Cela ne fait pas partie de nos priorités, même si la gouvernance du système de santé au niveau régional nous inspire. Mais aborder l’aide à la parentalité en prenant comme porte d’entrée la santé nous semble trop spécifique, d’autant que nous cherchons à banaliser et à universaliser ces soutiens. Nous souhaitons que les parents y aient recours lorsque ça va mal, mais aussi lorsque tout va bien, car c’est le meilleur moyen de prévenir les difficultés.

Faut-il, comme le préconise le rapport du CAS, des aides spécifiques en fonction des publics ?

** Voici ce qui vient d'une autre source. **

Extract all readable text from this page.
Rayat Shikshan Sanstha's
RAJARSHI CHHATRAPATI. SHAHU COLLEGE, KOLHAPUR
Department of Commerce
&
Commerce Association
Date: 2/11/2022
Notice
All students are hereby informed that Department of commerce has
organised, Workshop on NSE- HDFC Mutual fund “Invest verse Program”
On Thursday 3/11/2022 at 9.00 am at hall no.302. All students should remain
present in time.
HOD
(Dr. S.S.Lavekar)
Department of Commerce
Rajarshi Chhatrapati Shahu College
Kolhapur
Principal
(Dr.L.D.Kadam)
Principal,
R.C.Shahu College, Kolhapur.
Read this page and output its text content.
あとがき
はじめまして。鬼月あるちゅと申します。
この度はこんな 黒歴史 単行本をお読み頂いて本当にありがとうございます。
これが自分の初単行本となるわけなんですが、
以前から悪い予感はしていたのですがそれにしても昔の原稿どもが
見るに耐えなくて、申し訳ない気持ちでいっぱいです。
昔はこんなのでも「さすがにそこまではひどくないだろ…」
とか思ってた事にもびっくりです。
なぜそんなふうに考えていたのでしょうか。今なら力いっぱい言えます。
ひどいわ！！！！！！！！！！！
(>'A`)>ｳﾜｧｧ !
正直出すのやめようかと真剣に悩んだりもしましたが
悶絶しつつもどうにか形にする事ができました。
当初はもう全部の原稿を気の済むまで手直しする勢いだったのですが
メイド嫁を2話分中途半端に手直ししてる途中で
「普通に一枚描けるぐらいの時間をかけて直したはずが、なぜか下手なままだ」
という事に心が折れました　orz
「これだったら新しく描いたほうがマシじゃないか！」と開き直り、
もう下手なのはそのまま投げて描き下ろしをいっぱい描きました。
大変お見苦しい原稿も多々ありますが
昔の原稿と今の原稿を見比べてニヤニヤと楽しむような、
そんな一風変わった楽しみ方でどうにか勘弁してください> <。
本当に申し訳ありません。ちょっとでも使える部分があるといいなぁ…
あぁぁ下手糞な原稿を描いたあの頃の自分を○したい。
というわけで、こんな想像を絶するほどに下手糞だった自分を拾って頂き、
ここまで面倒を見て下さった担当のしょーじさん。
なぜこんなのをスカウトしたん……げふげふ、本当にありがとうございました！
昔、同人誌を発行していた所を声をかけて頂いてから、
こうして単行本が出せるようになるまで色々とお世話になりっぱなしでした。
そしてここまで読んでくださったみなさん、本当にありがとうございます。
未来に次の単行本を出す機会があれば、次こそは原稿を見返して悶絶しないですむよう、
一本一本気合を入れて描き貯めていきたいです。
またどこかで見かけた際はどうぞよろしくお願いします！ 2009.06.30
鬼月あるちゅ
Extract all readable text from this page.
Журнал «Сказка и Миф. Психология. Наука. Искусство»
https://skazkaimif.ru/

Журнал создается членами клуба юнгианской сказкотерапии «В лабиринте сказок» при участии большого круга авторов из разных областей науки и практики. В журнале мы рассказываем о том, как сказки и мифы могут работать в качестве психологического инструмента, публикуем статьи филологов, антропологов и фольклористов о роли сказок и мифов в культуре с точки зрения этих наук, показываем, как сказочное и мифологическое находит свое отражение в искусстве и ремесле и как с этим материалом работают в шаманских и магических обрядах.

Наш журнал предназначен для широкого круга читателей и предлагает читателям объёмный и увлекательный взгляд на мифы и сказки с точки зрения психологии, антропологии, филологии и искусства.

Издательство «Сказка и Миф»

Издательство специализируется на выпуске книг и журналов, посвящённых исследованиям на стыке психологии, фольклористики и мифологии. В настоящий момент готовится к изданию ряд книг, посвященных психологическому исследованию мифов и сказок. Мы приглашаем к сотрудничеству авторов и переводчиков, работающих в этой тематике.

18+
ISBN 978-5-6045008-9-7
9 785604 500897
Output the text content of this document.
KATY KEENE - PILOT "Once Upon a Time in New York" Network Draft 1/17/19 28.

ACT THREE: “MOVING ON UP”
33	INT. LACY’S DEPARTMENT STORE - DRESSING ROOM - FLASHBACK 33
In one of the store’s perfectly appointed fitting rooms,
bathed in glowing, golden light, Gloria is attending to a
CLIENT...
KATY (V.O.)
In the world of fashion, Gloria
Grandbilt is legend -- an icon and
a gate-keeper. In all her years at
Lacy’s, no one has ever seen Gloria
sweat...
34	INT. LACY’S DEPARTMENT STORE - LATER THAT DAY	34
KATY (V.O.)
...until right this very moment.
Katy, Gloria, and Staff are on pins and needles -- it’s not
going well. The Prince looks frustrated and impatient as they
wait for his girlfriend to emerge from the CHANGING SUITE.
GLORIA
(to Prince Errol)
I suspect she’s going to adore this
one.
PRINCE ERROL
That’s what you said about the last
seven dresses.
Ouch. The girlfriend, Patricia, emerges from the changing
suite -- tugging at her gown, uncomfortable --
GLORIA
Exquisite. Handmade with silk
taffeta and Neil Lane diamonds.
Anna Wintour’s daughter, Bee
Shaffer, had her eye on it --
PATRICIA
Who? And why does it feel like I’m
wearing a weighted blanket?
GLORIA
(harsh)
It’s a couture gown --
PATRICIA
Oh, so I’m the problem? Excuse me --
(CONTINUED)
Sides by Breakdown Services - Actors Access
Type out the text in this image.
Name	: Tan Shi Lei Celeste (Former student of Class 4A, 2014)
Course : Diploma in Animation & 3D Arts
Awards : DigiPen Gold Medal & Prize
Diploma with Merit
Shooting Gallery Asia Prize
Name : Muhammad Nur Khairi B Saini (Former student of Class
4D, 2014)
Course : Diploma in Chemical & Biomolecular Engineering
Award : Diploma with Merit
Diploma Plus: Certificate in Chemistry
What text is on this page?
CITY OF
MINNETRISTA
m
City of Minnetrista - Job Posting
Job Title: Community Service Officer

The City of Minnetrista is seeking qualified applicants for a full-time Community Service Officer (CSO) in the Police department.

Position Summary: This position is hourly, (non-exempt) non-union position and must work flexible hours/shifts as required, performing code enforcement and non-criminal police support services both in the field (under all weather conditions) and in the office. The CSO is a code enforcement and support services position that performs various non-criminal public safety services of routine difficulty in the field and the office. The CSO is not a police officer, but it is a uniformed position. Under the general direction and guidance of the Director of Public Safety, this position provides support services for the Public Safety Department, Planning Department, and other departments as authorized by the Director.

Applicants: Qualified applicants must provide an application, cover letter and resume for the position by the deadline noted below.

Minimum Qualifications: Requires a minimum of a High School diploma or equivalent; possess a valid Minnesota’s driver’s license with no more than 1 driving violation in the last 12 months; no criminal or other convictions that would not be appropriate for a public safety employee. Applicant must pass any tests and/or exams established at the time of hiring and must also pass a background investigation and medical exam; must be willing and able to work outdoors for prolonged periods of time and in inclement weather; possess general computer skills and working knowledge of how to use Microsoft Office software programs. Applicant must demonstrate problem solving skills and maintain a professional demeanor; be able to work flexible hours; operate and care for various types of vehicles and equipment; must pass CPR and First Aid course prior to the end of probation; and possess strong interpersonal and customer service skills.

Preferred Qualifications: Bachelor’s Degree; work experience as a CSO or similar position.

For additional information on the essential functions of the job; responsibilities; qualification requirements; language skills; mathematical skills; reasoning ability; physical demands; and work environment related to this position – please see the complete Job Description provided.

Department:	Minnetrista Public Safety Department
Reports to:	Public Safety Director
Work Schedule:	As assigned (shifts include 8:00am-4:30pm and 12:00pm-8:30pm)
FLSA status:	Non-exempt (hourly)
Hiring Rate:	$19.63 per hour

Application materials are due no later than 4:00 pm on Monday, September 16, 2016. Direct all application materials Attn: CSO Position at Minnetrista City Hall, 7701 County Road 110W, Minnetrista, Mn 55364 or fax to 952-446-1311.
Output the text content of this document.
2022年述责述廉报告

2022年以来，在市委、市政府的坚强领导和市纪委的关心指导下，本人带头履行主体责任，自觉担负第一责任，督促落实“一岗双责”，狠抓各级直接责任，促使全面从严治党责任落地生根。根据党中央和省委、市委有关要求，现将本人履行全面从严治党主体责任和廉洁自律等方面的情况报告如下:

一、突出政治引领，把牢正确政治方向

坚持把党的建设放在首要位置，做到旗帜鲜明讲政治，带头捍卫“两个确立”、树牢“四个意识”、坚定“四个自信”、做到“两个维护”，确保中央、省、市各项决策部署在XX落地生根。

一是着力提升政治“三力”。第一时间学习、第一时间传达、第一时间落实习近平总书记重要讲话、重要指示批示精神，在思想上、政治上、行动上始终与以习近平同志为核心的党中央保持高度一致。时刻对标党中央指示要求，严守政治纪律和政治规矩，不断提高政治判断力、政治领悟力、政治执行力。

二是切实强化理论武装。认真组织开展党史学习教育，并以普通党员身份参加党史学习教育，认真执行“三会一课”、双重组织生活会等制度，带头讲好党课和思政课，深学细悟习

En effet, les priorités ne sont pas les mêmes dans les quartiers aisés et dans ceux en grande difficulté. A Pierrefitte, en Seine-Saint-Denis, les mères de famille disposent d’une médiatrice, à qui elles peuvent faire appel pour préparer un rendez-vous avec le conseiller principal d’éducation du collège, par exemple. Car même si elles maîtrisent bien le français, ce genre de démarche les impressionne.
Dans le 4e arrondissement de Paris, les parents n’avaient pas du tout cette demande ! En revanche, nous étions confrontés au problème des « enfants carte bleue » : ils ne leur manquaient rien, sauf que leurs parents s’intéressent à eux. On voit donc que si la demande de soutien est partout, elle varie suivant les lieux, les milieux sociaux. Il appartient aux collectivités, en fonction des besoins qu’elles détectent sur leurs territoires, de définir des priorités.

Dans un contexte de restriction budgétaire, envisagez-vous de revenir sur le principe de l’universalité des allocations familiales, pour aider mieux les familles qui en ont le plus besoin ?

L’universalité des allocations familiales est un engagement du président de la République.

Faut-il aider spécifiquement les pères ?

Dans le passé, le rôle des pères était avant tout d’assurer le gîte et le couvert, et d’apporter un peu d’autorité. Ils étaient moins présents qu’aujourd’hui dans l’éducation des enfants. Mais dans ce domaine, les choses ont changé, notamment parce que les femmes ont pris leur place dans la vie active. Les mentalités doivent donc évoluer.
Comme l’explique le sociologue François de Singly, notre société a besoin de « repères ». Quand un père souhaite s’impliquer davantage dans l’éducation des enfants, il faut donc lui en donner les moyens.
Nous devons surtout aider les pères dans le monde de l’entreprise, pour que ceux qui veulent aller chercher leur enfant à la crèche ou à l’école puissent le faire. Nous pourrions également réfléchir au moyen de mieux répartir l’allocation de rentrée scolaire lorsque les deux parents ne vivent plus ensemble. Ce serait compliqué, mais nous le faisons déjà pour les allocations familiales.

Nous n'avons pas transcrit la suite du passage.